Just a fraction, but many fractions add up. Quenching will not be able to undo all these invisible cracks.

The finger plates prove the toughest. I can't use one of the larger hammers on these, so most of the force of the blows must come from my arm and body rather than from the hammer's weight. This makes it very hard to put in the right amount of power, especially when I'm half-delirious from heat and exhaustion toward the end of a session.

Eventually the finger pieces are all done. But the metal has been insulted. I can feel it. When I chime them, there is a slight hint of discordancy that I can do nothing to fix.

The helmet also proves tricky. Unlike the rest of the armor, it's to be formed from one solid plate. The curve is three-dimensional, and to hammer so precisely is nearly beyond my abilities. Even though I've left it to last, in order to gain as much experience as possible through shaping the other pieces, it nearly proves a botch-job. Half a dozen times my hammer comes close to tearing through the metal on a badly-angled stroke.

All the while the guards watch on, stroking their beards. Some are half asleep by the end of each session. Only Nazak, Halax, and occasionally the rough-throated Helzar, commanders of the guards, are totally focused throughout. It is frightening how focused they are, actually, how patient, how obsessed. Why do they watch so closely? Do they think that by watching my movements they will somehow gain a clue to my abilities?

I deliver the final stroke to my helmet, evening out a corner. This stroke at least I manage perfectly. I step back, look over my hoard of shaped metal, and let out a long, deep, ragged breath. Finally done.

Now to heat each individually to an exact brightness, quench in salamander's blood for an exact amount of time depending on the weight of each piece, and then, and only then, finally, will I be able to start work on my runes—which means, in this case, creating an entire new script as promised to Hayhek.

So I am not even half done.

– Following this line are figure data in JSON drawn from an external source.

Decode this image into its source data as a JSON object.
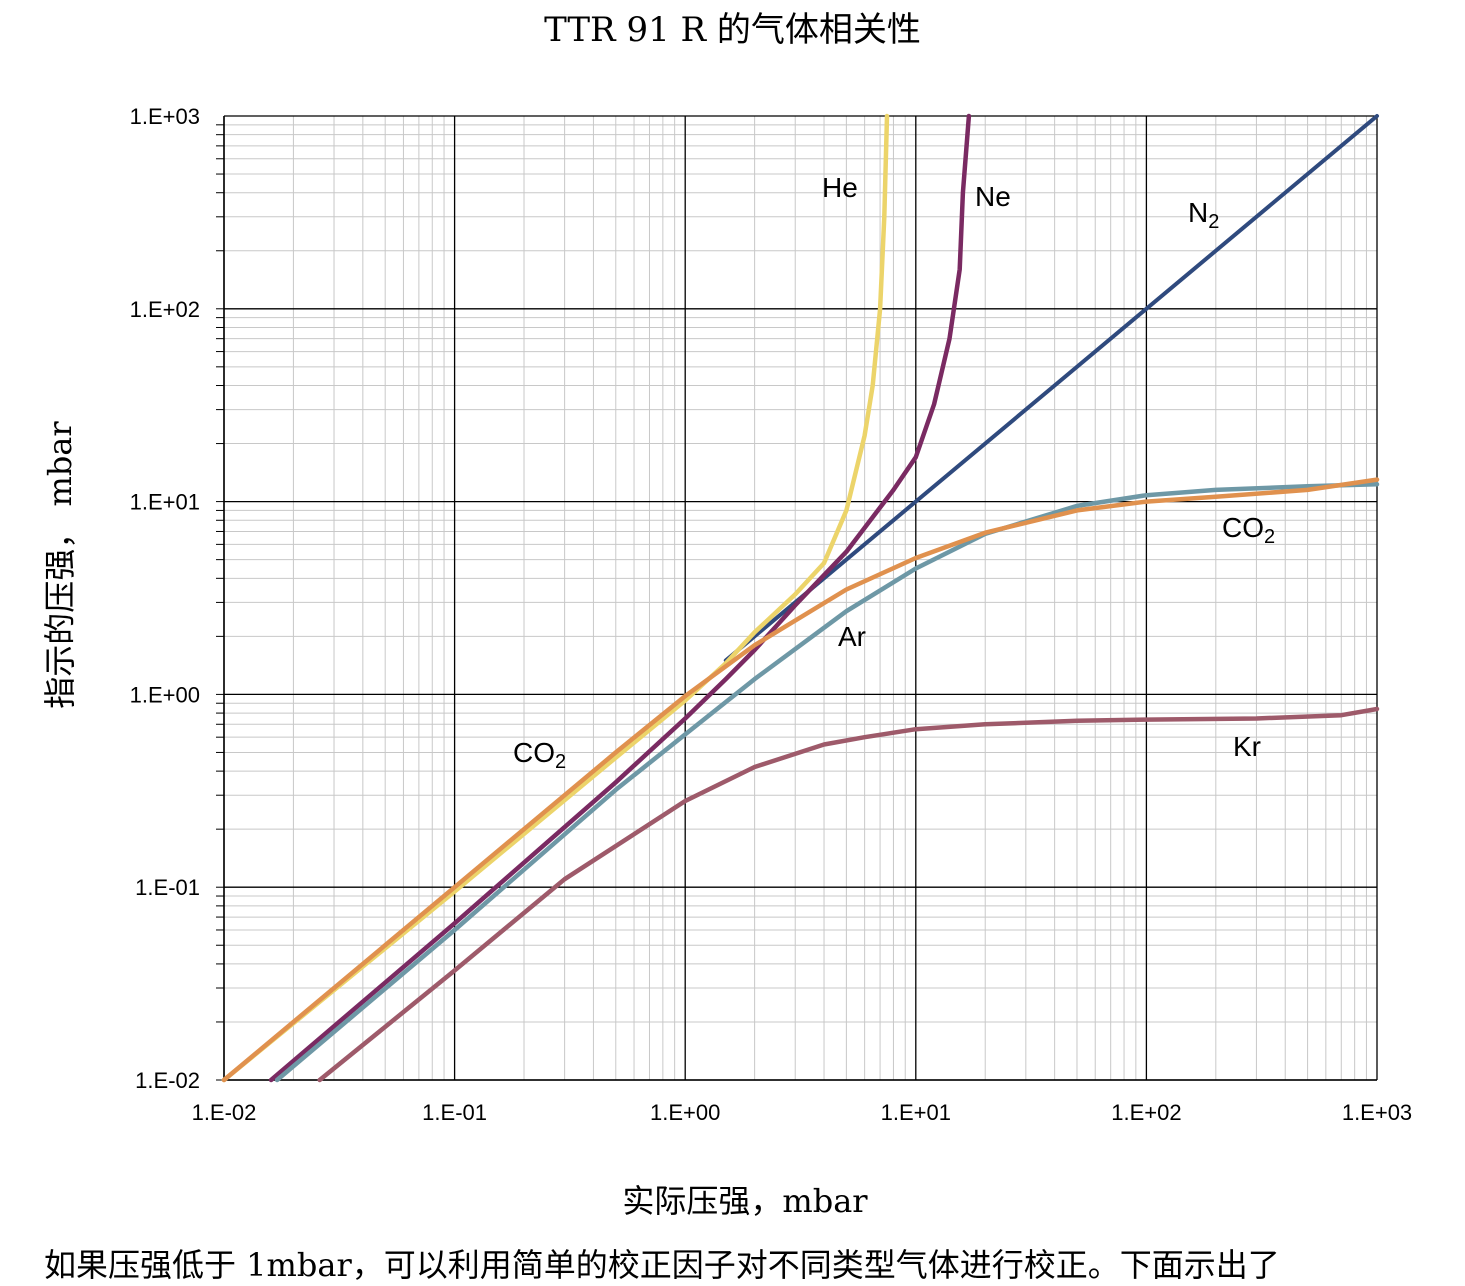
{
  "title": "TTR 91 R 的气体相关性",
  "caption": "如果压强低于 1mbar，可以利用简单的校正因子对不同类型气体进行校正。下面示出了",
  "colors": {
    "He": "#ecd46a",
    "Ne": "#7a2a62",
    "N2": "#2f4a7e",
    "Ar": "#6e98a6",
    "CO2": "#e0914e",
    "Kr": "#9e5a6a",
    "grid_major": "#000000",
    "grid_minor": "#c8c8c8"
  },
  "chart_data": {
    "type": "line",
    "title": "TTR 91 R 的气体相关性",
    "xlabel": "实际压强，mbar",
    "ylabel": "指示的压强， mbar",
    "xscale": "log",
    "yscale": "log",
    "xlim": [
      0.01,
      1000
    ],
    "ylim": [
      0.01,
      1000
    ],
    "grid": true,
    "xticks": [
      "1.E-02",
      "1.E-01",
      "1.E+00",
      "1.E+01",
      "1.E+02",
      "1.E+03"
    ],
    "yticks": [
      "1.E-02",
      "1.E-01",
      "1.E+00",
      "1.E+01",
      "1.E+02",
      "1.E+03"
    ],
    "series": [
      {
        "id": "N2",
        "labels": [
          {
            "base": "N",
            "sub": "2"
          }
        ],
        "x": [
          1.5,
          1000
        ],
        "y": [
          1.5,
          1000
        ]
      },
      {
        "id": "He",
        "labels": [
          {
            "base": "He",
            "sub": ""
          }
        ],
        "x": [
          0.01,
          0.1,
          0.5,
          1.0,
          1.5,
          2.0,
          3.0,
          4.0,
          5.0,
          6.0,
          6.5,
          7.0,
          7.3,
          7.5
        ],
        "y": [
          0.0097,
          0.095,
          0.47,
          0.93,
          1.45,
          2.1,
          3.3,
          4.8,
          9.0,
          22.0,
          40.0,
          100.0,
          300.0,
          1000.0
        ]
      },
      {
        "id": "Ne",
        "labels": [
          {
            "base": "Ne",
            "sub": ""
          }
        ],
        "x": [
          0.016,
          0.1,
          0.5,
          1.0,
          1.5,
          2.0,
          3.0,
          5.0,
          8.0,
          10.0,
          12.0,
          14.0,
          15.5,
          16.0,
          17.0
        ],
        "y": [
          0.01,
          0.065,
          0.35,
          0.75,
          1.2,
          1.7,
          2.9,
          5.5,
          11.5,
          17.0,
          32.0,
          70.0,
          160.0,
          400.0,
          1000.0
        ]
      },
      {
        "id": "Ar",
        "labels": [
          {
            "base": "Ar",
            "sub": ""
          }
        ],
        "x": [
          0.017,
          0.1,
          0.5,
          1.0,
          2.0,
          5.0,
          10.0,
          20.0,
          50.0,
          100.0,
          200.0,
          500.0,
          1000.0
        ],
        "y": [
          0.01,
          0.06,
          0.32,
          0.62,
          1.2,
          2.7,
          4.5,
          6.8,
          9.5,
          10.8,
          11.5,
          12.0,
          12.3
        ]
      },
      {
        "id": "CO2",
        "labels": [
          {
            "base": "CO",
            "sub": "2"
          },
          {
            "base": "CO",
            "sub": "2"
          }
        ],
        "x": [
          0.01,
          0.1,
          0.5,
          1.0,
          2.0,
          5.0,
          10.0,
          20.0,
          50.0,
          100.0,
          200.0,
          500.0,
          1000.0
        ],
        "y": [
          0.01,
          0.1,
          0.5,
          0.98,
          1.8,
          3.5,
          5.1,
          6.9,
          9.0,
          10.0,
          10.6,
          11.5,
          13.0
        ]
      },
      {
        "id": "Kr",
        "labels": [
          {
            "base": "Kr",
            "sub": ""
          }
        ],
        "x": [
          0.026,
          0.1,
          0.3,
          1.0,
          2.0,
          4.0,
          6.0,
          10.0,
          20.0,
          50.0,
          100.0,
          300.0,
          700.0,
          1000.0
        ],
        "y": [
          0.01,
          0.037,
          0.11,
          0.28,
          0.42,
          0.55,
          0.6,
          0.66,
          0.7,
          0.73,
          0.74,
          0.75,
          0.78,
          0.84
        ]
      }
    ]
  }
}
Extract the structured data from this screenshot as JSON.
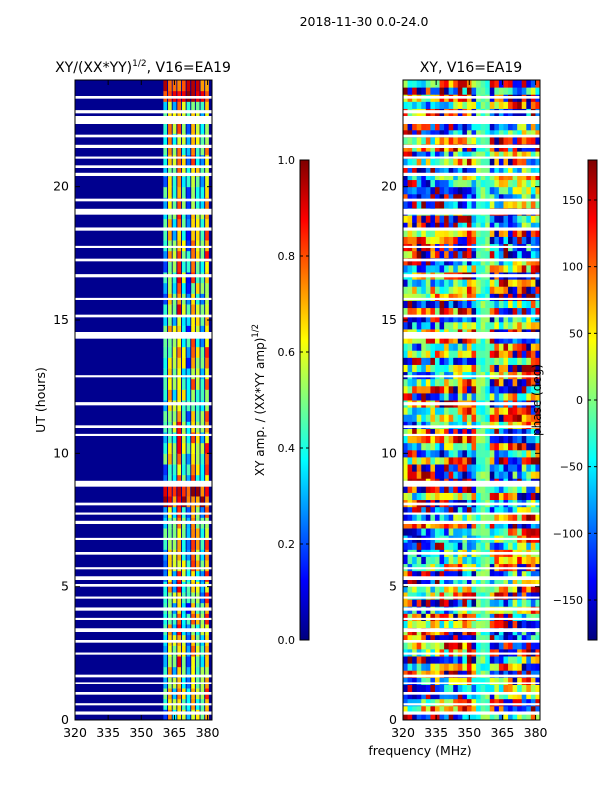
{
  "suptitle": "2018-11-30 0.0-24.0",
  "colors": {
    "background": "#ffffff",
    "plot_bg": "#00008f",
    "jet_stops": [
      "#00007f",
      "#0000ff",
      "#007fff",
      "#00ffff",
      "#7fff7f",
      "#ffff00",
      "#ff7f00",
      "#ff0000",
      "#7f0000"
    ],
    "axis": "#000000"
  },
  "chart_data": [
    {
      "type": "heatmap",
      "id": "amplitude",
      "title_main": "XY/(XX*YY)",
      "title_sup": "1/2",
      "title_rest": ", V16=EA19",
      "ylabel": "UT (hours)",
      "xlim": [
        320,
        382
      ],
      "ylim": [
        0,
        24
      ],
      "xticks": [
        320,
        335,
        350,
        365,
        380
      ],
      "yticks": [
        0,
        5,
        10,
        15,
        20
      ],
      "signal_band_mhz": [
        360,
        381
      ],
      "colorbar": {
        "label_main": "XY amp. / (XX*YY amp)",
        "label_sup": "1/2",
        "range": [
          0.0,
          1.0
        ],
        "ticks": [
          "0.0",
          "0.2",
          "0.4",
          "0.6",
          "0.8",
          "1.0"
        ],
        "tick_values": [
          0.0,
          0.2,
          0.4,
          0.6,
          0.8,
          1.0
        ]
      }
    },
    {
      "type": "heatmap",
      "id": "phase",
      "title": "XY, V16=EA19",
      "ylabel": "phase (deg)",
      "xlabel": "frequency (MHz)",
      "xlim": [
        320,
        382
      ],
      "ylim": [
        0,
        24
      ],
      "xticks": [
        320,
        335,
        350,
        365,
        380
      ],
      "yticks": [
        0,
        5,
        10,
        15,
        20
      ],
      "colorbar": {
        "range": [
          -180,
          180
        ],
        "ticks": [
          "150",
          "100",
          "50",
          "0",
          "−50",
          "−100",
          "−150"
        ],
        "tick_values": [
          150,
          100,
          50,
          0,
          -50,
          -100,
          -150
        ]
      }
    }
  ],
  "gaps_hours": [
    0.2,
    0.55,
    0.95,
    1.35,
    1.6,
    2.45,
    2.9,
    3.3,
    3.75,
    4.1,
    4.55,
    5.0,
    5.25,
    5.65,
    6.2,
    6.75,
    7.35,
    7.7,
    8.05,
    8.75,
    10.65,
    10.95,
    11.8,
    12.85,
    14.3,
    15.1,
    15.75,
    16.6,
    17.2,
    17.7,
    18.35,
    18.95,
    19.45,
    20.4,
    20.7,
    21.05,
    21.45,
    21.85,
    22.35,
    22.75,
    23.3
  ],
  "gap_heights_hours": [
    0.12,
    0.08,
    0.1,
    0.06,
    0.1,
    0.08,
    0.1,
    0.14,
    0.08,
    0.12,
    0.08,
    0.1,
    0.14,
    0.08,
    0.1,
    0.08,
    0.12,
    0.08,
    0.1,
    0.22,
    0.08,
    0.1,
    0.12,
    0.08,
    0.25,
    0.1,
    0.08,
    0.12,
    0.1,
    0.08,
    0.12,
    0.22,
    0.1,
    0.12,
    0.1,
    0.08,
    0.12,
    0.1,
    0.3,
    0.12,
    0.1
  ]
}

I lean my forearms on the anvil and groan.

I need a drink, an adventure, an exploration... Anything. Even a dwarf as focused as me needs a break from the forge once in a while.

A drink. That's what I need the most. Not one alone in my quarters: one with my friends, as we laugh together in the guildhall.

But in this life Vanerak has trapped me in, there is no time for any of that. I am to forge, and that is all.